Manchester, 23 de fevereiro de 2026 – A meio-campista inglesa Ella Toone, de 26 anos, é uma grande dúvida para a final da Women’s League Cup diante do Chelsea, marcada para 15 de março, após o técnico Marc Skinner confirmar que a recuperação de uma lesão no quadril deve se estender além da data da decisão.
Lesão no quadril e previsão de retorno
No início do mês, Skinner estimou um prazo de cerca de seis semanas para que Toone voltasse a treinar com o grupo. No entanto, o treinador reconheceu nesta sexta-feira que “provavelmente a final chegará cedo demais” para a camisa 7, projetando um possível retorno apenas para o clássico contra o Manchester City, em 29 de março.
A jogadora não atua desde a vitória por 2 x 1 sobre o Tottenham, nas quartas de final da competição, em dezembro, e ainda não entrou em campo em 2026. Ela também ficou fora do playoff da Champions League diante do Atlético de Madrid e da semifinal da Copa contra o Arsenal.
O que Ella Toone representa para o United
Formada na base do clube e peça recorrente na seleção da Inglaterra, Toone é vista como o “motor criativo” do setor ofensivo:
- Mais de 50 gols e 40 assistências com a camisa do Manchester United desde 2018.
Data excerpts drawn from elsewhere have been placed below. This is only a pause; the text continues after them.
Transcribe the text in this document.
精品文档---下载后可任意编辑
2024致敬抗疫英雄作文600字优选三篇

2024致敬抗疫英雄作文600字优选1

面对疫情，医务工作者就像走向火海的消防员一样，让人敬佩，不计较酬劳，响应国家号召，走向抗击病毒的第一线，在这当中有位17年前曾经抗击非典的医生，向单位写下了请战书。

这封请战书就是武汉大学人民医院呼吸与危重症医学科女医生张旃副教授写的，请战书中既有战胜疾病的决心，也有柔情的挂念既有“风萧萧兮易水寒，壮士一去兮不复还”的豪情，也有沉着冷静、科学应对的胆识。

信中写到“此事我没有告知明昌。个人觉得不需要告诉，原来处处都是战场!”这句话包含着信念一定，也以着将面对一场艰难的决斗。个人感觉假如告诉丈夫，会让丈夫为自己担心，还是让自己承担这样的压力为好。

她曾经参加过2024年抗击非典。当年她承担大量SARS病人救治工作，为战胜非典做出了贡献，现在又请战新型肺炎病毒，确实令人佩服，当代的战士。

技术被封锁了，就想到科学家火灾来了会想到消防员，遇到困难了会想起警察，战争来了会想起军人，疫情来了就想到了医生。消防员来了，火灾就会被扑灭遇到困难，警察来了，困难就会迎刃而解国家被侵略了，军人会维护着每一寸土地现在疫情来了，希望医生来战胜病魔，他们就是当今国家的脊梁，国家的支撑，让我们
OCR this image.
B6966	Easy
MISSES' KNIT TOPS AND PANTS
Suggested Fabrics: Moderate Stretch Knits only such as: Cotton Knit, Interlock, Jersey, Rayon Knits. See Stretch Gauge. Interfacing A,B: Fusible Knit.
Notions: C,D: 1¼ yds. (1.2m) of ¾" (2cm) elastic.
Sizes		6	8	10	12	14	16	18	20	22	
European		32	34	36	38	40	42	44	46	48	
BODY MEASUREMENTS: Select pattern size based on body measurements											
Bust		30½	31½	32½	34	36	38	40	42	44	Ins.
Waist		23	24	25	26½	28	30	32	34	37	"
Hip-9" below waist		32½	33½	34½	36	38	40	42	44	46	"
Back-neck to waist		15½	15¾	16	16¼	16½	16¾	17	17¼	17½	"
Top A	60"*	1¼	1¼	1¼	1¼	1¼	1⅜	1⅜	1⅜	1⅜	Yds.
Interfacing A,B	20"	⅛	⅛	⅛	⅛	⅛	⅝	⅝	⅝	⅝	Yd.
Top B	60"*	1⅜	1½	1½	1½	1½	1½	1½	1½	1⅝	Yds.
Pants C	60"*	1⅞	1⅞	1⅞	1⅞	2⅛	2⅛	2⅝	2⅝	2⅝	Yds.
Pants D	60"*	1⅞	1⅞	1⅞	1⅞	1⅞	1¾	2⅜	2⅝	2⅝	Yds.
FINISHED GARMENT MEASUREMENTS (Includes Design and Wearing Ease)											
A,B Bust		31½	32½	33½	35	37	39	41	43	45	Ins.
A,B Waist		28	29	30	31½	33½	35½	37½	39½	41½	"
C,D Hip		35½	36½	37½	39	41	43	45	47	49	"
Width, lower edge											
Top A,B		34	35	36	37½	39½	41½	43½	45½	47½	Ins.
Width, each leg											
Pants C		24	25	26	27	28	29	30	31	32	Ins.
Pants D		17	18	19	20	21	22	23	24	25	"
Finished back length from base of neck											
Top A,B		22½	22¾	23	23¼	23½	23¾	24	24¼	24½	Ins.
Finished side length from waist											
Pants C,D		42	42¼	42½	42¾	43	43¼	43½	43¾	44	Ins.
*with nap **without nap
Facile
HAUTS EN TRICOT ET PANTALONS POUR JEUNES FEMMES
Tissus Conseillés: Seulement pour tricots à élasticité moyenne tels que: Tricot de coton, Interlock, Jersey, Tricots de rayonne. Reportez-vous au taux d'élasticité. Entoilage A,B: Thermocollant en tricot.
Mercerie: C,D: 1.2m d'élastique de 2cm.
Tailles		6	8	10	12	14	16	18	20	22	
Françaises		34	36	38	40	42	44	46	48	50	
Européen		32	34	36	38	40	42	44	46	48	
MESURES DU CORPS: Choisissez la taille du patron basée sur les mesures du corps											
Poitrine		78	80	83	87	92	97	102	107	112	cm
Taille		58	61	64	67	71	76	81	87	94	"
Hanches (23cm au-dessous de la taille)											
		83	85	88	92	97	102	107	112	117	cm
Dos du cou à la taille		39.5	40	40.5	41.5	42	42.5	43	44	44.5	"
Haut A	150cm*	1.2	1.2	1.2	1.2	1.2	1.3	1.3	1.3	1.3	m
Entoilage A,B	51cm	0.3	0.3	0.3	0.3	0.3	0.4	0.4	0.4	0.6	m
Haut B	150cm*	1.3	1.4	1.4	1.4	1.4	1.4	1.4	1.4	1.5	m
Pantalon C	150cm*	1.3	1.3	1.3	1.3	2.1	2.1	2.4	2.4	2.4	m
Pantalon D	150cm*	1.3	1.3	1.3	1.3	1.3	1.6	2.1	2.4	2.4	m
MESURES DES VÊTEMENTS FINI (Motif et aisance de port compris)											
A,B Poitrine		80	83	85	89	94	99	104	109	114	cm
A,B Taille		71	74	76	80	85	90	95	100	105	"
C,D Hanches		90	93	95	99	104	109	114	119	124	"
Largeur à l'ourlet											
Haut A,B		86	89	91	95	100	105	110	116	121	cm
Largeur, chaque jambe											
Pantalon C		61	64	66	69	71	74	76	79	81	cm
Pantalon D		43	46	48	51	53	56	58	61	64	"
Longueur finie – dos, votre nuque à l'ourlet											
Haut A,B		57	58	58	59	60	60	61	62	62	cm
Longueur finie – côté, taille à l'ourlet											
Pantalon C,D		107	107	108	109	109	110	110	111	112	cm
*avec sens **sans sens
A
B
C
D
- Participação direta em 28% dos gols da equipe na temporada passada entre todas as competições.
- Média de 2,1 passes-chave por jogo na Women’s Super League 2023/24 (dados WSL).
A ausência de uma atleta com esse volume de contribuição força Skinner a reorganizar a linha de meio-campo, elevando a responsabilidade de jogadoras como Geyse e Melvine Malard na criação de jogadas.
Raio-X do departamento médico
Além de Toone, o United convive com outras baixas relevantes:
Imagem: Internet
- Fridolina Rolfö (extremo): ficou fora do 3 x 0 sobre o Atlético; expectativa de retorno no segundo jogo, em Leigh Sports Village.
- Anna Sandberg (zagueira): saiu com lesão na panturrilha e será reavaliada nos próximos dias.
- Leah Galton (extremo): problemas nas costas; sem previsão de volta.
Impacto na decisão contra o Chelsea
Enfrentar o Chelsea, campeão inglês em cinco dos últimos seis anos, sem sua principal articuladora reduz a capacidade do United de sustentar posse e pressionar alto — características que marcaram a equipe nas fases anteriores da Copa. Sem Toone, a tendência é que Skinner utilize um meio-campo mais físico, possivelmente com Lisa Naalsund ou Katie Zelem adiantadas para preencher o espaço de criação.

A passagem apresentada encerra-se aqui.